What Works for 'Lost-in-the-Middle' in LLMs? A Study on GM-Extract and Mitigations
Mihir Gupte, Eshan Dixit, Muhammad Tayyab, Arun Adiththan
TL;DR
This work investigates the lost-in-the-middle problem in LLMs using GM-Extract, a benchmark with 92 control variables and two downstream tasks (Key-Value Extraction and Question-Answering). It introduces two diagnostic metrics—Document Metric for spatial retrieval and Variable Extraction Metric for semantic retrieval—and systematically evaluates white-box and black-box mitigation methods across models with varying context windows. Key findings show that data representation strongly influences retrieval and perplexity correlates with performance; long-context pretraining improves short-context performance but spatial awareness degrades as context fills, and mitigation methods offer only modest, highly conditional gains. The study underscores fundamental limits tied to attention distribution and highlights the need for pretraining curriculum adjustments and data-format considerations to enhance robust long-context retrieval in real-world applications.
Abstract
The diminishing ability of large language models (LLMs) to effectively utilize long-range context-the "lost-in-the-middle" phenomenon-poses a significant challenge in retrieval-based LLM applications. To study the impact of this phenomenon in a real-world application setting, we introduce GM-Extract, a novel benchmark dataset meticulously designed to evaluate LLM performance on retrieval of control variables. To accurately diagnose failure modes, we propose a simple yet elegant evaluation system using two distinct metrics: one for spatial retrieval capability (Document Metric) and the other for semantic retrieval capability (Variable Extraction Metric). We conduct a systematic evaluation of 7-8B parameter models on two multi-document tasks (key-value extraction and question-answering), demonstrating a significant change in retrieval performance simply by altering how the data is represented in the context window. While a distinct U-shaped curve was not consistently observed, our analysis reveals a clear pattern of performance across models, which we further correlate with perplexity scores.
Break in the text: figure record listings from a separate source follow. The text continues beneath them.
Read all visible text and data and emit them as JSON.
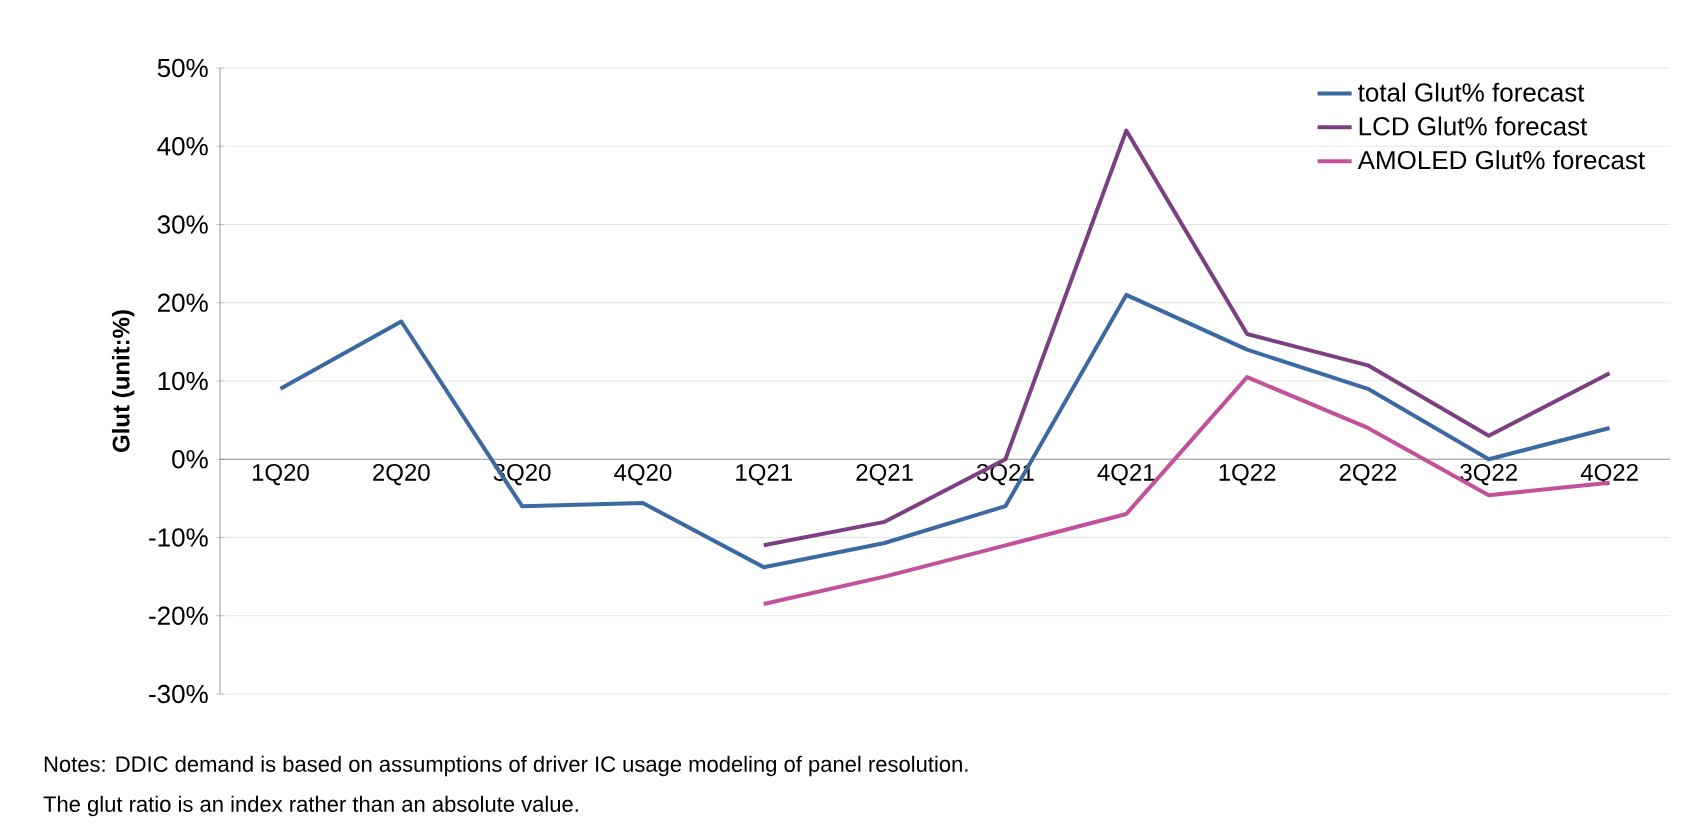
{
  "chart_data": {
    "type": "line",
    "ylabel": "Glut (unit:%)",
    "categories": [
      "1Q20",
      "2Q20",
      "3Q20",
      "4Q20",
      "1Q21",
      "2Q21",
      "3Q21",
      "4Q21",
      "1Q22",
      "2Q22",
      "3Q22",
      "4Q22"
    ],
    "series": [
      {
        "name": "total  Glut% forecast",
        "color": "#3c6aa0",
        "values": [
          9,
          17.6,
          -6,
          -5.6,
          -13.8,
          -10.7,
          -6,
          21,
          14,
          9,
          0,
          4
        ]
      },
      {
        "name": "LCD Glut% forecast",
        "color": "#7b3f82",
        "values": [
          null,
          null,
          null,
          null,
          -11,
          -8,
          0,
          42,
          16,
          12,
          3,
          11
        ]
      },
      {
        "name": "AMOLED Glut% forecast",
        "color": "#c2509a",
        "values": [
          null,
          null,
          null,
          null,
          -18.5,
          -15,
          -11,
          -7,
          10.5,
          4,
          -4.6,
          -3
        ]
      }
    ],
    "ylim": [
      -30,
      50
    ],
    "yticks": [
      {
        "value": -30,
        "label": "-30%"
      },
      {
        "value": -20,
        "label": "-20%"
      },
      {
        "value": -10,
        "label": "-10%"
      },
      {
        "value": 0,
        "label": "0%"
      },
      {
        "value": 10,
        "label": "10%"
      },
      {
        "value": 20,
        "label": "20%"
      },
      {
        "value": 30,
        "label": "30%"
      },
      {
        "value": 40,
        "label": "40%"
      },
      {
        "value": 50,
        "label": "50%"
      }
    ],
    "grid": "y",
    "legend": "top right",
    "marker": "none",
    "line_style": "solid",
    "annotations": [
      "Notes: DDIC demand is based on assumptions of driver IC usage modeling of panel resolution.",
      "The glut ratio is an index rather than an absolute value."
    ]
  }
}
Furthermore, we perform a literature survey of mitigation methods, which we categorize into two distinct approaches: black-box and white-box methods. We then apply these techniques to our benchmark, finding that their efficacy is highly nuanced. Our evaluation highlights scenarios where these strategies successfully improve performance, as well as surprising cases where they lead to a negative impact, providing a comprehensive understanding of their utility in a practical context.